Les camps du sud-est de la Turquie, établis par les municipalités kurdes, ont été fermés. Même lorsqu’ils étaient ouverts, ils n’ont reçu aucune aide du gouvernement central.
À l’époque, j’ai interrogé des responsables de l’UE sur la raison pour laquelle ils fermaient les yeux sur le fait que l’argent qu’ils envoyaient était utilisé pour discriminer les groupes de réfugiés. Non seulement les pays de l’UE, mais aussi les organisations internationales ont détourné les yeux. Les camps créés par les municipalités ne pouvaient rester ouverts que grâce au soutien de la société civile et du public.
Des organisations à but non lucratif, des militants et des politiciens tentent depuis des années d’accéder au camp de Midyat. Mais pour une raison quelconque, le gouvernement refuse de laisser entrer quiconque dans ces camps. Les Yezidis sont complètement isolés. Les membres du Parlement du parti démocratique des peuples (HDP) de l’opposition devaient se rendre dans les camps de réfugiés de Midyat la semaine dernière, mais leur visite a été interdite.
Nous parlons d’un camp auquel même les parlementaires ne peuvent accéder. Je me demande comment les organisations de l’UE qui fournissent de l’argent pour ces camps pourraient continuer à le faire.

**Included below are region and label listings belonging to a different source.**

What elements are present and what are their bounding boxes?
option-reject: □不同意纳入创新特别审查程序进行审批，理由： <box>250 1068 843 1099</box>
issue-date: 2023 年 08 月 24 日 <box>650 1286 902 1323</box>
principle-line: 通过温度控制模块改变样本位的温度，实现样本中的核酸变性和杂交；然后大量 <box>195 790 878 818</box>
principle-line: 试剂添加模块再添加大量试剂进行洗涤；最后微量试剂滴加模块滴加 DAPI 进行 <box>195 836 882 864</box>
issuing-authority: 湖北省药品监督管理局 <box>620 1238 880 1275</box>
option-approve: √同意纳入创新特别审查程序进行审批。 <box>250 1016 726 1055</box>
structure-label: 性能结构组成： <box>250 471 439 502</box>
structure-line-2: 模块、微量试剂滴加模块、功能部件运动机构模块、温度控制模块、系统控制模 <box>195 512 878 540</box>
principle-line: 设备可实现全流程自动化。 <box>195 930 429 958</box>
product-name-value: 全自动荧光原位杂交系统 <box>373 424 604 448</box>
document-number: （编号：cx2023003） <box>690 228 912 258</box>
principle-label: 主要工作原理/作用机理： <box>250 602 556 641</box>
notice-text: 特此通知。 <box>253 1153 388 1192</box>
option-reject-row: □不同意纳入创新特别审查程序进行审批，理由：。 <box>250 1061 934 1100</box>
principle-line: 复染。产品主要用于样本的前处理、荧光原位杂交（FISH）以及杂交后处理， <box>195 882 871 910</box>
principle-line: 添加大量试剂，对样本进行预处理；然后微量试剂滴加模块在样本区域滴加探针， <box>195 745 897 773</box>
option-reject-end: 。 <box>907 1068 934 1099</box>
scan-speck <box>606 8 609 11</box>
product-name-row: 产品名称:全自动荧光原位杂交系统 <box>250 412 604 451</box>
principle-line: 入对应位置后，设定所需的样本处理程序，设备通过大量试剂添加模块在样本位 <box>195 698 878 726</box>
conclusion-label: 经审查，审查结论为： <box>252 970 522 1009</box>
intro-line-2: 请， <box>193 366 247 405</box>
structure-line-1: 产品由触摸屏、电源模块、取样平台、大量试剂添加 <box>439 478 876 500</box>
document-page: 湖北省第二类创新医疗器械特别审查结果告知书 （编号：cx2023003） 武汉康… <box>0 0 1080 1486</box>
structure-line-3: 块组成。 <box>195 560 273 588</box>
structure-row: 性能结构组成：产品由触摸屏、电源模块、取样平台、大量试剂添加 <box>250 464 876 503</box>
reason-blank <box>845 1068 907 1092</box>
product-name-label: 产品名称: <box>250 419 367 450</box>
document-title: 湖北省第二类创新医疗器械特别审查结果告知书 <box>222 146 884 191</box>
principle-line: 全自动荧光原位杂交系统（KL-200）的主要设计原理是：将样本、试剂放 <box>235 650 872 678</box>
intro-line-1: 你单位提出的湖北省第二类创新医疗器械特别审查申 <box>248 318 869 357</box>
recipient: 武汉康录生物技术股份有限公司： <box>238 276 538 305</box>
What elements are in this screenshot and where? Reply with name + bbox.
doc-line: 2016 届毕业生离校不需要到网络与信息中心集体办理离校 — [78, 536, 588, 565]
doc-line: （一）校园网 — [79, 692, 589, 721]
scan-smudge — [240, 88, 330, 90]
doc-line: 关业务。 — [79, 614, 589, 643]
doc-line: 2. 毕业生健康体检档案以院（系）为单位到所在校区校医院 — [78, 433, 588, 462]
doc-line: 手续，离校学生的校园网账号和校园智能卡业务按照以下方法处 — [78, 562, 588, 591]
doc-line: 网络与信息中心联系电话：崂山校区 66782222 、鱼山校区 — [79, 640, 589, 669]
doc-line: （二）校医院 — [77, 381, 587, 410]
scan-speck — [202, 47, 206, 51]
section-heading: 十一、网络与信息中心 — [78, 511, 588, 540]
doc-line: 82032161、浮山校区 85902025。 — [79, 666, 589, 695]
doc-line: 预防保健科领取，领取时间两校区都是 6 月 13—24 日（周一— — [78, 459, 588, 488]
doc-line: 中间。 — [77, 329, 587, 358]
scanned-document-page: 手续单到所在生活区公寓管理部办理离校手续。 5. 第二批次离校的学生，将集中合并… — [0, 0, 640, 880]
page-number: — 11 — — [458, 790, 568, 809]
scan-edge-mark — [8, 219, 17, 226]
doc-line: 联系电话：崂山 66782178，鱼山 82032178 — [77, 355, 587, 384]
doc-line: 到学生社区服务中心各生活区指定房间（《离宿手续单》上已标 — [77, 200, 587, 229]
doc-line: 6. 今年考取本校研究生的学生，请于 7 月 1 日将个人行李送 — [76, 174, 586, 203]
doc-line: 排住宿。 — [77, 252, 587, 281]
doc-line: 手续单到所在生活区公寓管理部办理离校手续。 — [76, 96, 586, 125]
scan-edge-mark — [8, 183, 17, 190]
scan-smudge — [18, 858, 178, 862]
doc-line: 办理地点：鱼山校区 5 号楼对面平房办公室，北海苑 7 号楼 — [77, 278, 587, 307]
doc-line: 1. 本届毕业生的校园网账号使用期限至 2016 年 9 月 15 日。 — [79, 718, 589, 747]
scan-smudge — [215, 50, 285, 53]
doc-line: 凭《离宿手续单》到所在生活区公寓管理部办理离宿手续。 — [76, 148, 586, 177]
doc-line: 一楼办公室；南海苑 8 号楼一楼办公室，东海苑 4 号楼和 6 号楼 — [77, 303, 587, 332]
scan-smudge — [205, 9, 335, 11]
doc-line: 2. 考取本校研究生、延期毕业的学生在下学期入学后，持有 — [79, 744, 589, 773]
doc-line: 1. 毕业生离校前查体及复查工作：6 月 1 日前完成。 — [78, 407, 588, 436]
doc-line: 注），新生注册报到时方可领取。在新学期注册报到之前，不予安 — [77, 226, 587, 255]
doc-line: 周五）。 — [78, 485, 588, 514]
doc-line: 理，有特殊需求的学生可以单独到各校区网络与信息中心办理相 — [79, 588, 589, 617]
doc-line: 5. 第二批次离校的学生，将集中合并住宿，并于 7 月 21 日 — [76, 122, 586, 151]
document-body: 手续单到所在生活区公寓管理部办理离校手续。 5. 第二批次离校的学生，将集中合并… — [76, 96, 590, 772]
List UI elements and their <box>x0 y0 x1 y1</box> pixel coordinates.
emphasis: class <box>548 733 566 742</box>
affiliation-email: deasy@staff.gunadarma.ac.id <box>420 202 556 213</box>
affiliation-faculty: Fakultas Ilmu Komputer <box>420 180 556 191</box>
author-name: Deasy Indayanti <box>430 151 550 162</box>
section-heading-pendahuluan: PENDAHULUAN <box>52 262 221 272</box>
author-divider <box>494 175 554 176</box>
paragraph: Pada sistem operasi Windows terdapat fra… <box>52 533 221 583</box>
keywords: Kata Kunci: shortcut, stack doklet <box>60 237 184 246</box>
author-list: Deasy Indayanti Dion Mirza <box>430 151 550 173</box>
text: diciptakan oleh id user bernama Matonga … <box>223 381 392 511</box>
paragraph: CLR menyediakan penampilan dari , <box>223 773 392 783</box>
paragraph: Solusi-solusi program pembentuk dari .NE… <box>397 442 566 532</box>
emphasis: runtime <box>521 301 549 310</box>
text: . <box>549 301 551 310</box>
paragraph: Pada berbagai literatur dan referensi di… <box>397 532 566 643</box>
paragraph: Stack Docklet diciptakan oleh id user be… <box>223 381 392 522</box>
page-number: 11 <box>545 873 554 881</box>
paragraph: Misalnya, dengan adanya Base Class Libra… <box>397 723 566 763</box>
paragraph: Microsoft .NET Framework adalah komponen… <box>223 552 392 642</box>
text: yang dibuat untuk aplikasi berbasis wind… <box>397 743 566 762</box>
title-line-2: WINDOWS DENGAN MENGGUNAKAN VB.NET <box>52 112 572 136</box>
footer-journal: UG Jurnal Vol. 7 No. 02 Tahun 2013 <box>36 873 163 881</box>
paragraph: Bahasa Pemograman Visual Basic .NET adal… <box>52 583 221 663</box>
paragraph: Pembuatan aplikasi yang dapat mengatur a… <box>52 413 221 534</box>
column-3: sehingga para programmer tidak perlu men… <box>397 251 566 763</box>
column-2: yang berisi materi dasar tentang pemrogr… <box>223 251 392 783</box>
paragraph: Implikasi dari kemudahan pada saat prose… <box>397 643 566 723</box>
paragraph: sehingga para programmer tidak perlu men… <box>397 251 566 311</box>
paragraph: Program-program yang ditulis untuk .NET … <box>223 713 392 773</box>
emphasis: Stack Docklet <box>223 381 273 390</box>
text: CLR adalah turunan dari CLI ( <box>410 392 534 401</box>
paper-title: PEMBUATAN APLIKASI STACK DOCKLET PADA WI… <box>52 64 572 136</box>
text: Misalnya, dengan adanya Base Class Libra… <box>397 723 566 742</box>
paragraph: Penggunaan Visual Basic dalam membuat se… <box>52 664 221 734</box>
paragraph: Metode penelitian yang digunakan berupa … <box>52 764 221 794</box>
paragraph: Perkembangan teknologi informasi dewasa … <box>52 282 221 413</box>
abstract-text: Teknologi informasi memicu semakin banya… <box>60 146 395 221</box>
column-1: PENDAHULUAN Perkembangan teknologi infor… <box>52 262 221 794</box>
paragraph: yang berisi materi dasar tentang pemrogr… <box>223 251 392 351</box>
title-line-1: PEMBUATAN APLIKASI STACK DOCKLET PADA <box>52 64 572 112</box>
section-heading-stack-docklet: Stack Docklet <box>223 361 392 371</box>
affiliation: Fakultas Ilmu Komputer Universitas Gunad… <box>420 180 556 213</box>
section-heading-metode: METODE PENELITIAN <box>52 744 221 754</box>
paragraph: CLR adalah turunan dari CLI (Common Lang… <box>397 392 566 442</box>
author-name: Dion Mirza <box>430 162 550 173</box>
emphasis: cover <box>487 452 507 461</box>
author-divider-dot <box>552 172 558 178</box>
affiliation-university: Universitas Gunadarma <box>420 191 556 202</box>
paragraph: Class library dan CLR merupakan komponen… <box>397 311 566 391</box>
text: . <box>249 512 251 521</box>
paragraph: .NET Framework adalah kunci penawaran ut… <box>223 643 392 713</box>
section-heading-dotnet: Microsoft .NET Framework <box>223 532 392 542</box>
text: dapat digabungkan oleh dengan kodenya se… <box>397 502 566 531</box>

Pourquoi ne demandent-ils pas pourquoi ces camps ne sont pas ouverts à l’inspection ? J’imagine qu’il doit être difficile de justifier pourquoi un gouvernement empêcherait les organisations de la société civile, les politiciens et les activistes d’entrer dans les camps de réfugiés.
La réalité est la suivante : les organisations et les gouvernements de l’UE sont au courant de tout. La Turquie vend une histoire concernant les réfugiés et l’UE l’achète. »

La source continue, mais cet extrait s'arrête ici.